A loud beating at my door grabs my attention and when I whip the door  open, Kendall is standing there with a tense look on her face.

"What's the matter?" I ask, dumbfounded.

"What the hell, Aspen? I've called you like four times, and I've been banging on your door for like five minutes."

"You have?"

"Yes! Why is your music so loud?" she shouts, covering her hands over her ears.

"It is?"

She narrows her eyes at me and lowers her hands. "What's wrong? Are you all right?"

"Yeah," I lie. "Fine. Just doing some cleaning." I hold up the towel from my left hand.

"Oh my God … " Her eyes go wide as she pushes through and walks inside.  "It smells like bleach and pine sol had a love child and then threw up  all over your apartment."

I scowl and shut the door. "I just told you I was cleaning."

"No, you're getting high."

I burst out laughing. "I am not."

"Well, between the loud rap music and toxic bleach smell, the cops will be called in no time."

I hadn't even realized my music was on. I walk over and shut my stereo off and then open a window. "There. Better?"

"A little, yes."

"Sorry. I just lost myself for a bit." She walks toward me and gives me a  sympathetic frown. "I'm fine," I repeat, hoping she'll drop it.

"I'll have Piper stay with another friend, okay?"

"This isn't about Piper. I said it was fine." I wave her off.

"Aspen, I may not have known you for long, but I know you well enough to know when you aren't fine."

I exhale. "I'm sorry. I don't know what's wrong."

"Well, obviously the anxiety of having a stranger stay here is too much, and I'm sorry I even asked. I should've known better."

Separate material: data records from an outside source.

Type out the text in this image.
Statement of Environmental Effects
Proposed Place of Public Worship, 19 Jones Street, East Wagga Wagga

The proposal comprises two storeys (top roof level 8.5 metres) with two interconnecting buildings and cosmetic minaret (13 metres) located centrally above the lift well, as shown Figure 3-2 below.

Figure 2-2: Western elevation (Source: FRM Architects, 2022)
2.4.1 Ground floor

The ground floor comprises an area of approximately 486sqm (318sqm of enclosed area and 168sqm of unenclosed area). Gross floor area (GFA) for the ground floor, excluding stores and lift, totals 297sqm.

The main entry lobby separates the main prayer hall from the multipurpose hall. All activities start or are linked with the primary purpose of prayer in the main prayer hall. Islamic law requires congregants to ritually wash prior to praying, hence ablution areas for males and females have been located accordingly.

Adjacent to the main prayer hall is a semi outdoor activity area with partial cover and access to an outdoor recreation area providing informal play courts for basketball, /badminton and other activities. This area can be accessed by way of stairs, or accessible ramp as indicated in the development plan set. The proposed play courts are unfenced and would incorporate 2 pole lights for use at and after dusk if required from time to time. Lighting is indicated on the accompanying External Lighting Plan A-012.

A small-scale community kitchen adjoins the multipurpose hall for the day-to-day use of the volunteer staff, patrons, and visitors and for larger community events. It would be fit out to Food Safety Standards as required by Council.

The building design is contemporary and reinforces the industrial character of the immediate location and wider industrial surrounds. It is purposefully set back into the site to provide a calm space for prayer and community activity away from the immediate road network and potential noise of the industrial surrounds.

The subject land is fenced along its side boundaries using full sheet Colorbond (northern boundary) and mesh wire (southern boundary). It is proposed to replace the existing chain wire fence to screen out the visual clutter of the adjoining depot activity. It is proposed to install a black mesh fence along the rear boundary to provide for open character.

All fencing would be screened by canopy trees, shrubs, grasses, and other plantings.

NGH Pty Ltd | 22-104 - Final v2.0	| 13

I hate that she says that.

"It's not about Piper, okay? My mind is just a clusterfuck right now."

She sits down and pats her hand on the couch. "Are you sure? Wanna talk about it?"

I sigh and roll my eyes. "What? Are we going to have a slumber party and  talk about all of our hopes and dreams?" I mock sardonically and sit  down next to her. "Because if that's the case, I'm going to need wine."

Wine in hand, we both plop down on the couch and Kendall wastes no time  asking me about what caused me to go crazy Merry Maid on my apartment.

Taking an exaggeratedly large drink of wine, I consider my words  carefully, knowing I can't tell her the truth of what is going on and  hating that I have to evade her questions.

"Honestly, it's just a bit of everything. My mom wanting me to come home  for Spring break, my hectic school and work schedule. I'm just  overwhelmed and cleaning helps me regroup."

Nodding, she takes a quick sip from her glass. "Yeah, that makes sense. I  know the pressure can really amp up anxiety, too." She knows certain  triggers can increase my anxiety.

I nod in agreement, thankful she doesn't pry further. "Enough about my  crazy life. Tell me how's Kellan?" I empty my glass. "Coming along yet?"  I tease, waggling my eyebrows. "Or rather, coming at all?" Her cheeks  heat, and I know I've successfully changed the subject.         

     



 

"You're such an ass. You know that, right?"

"So that's a no?"

"That's an … almost."

I shake my head in mock disappointment. "That's unacceptable, Kendall. Are you sure he's not gay?"

"He gets hard just fine, thank you very much. He just doesn't want to  screw it up by moving too fast. Even if my vagina is filling up with  cobwebs."

"Cobweb pussy," I confirm, shaking my head. "I hear it's a brutal disease."

"So is too-much-cock-in-the-mouth disease."

"Oh, but it's oh, so worth it." I wink and she pretends to gag.

"All right, screw this girly crap. Let's go hang with Jack and Jose."

"Deal."

We run to the liquor store and grab two large bottles that are sure to keep us company.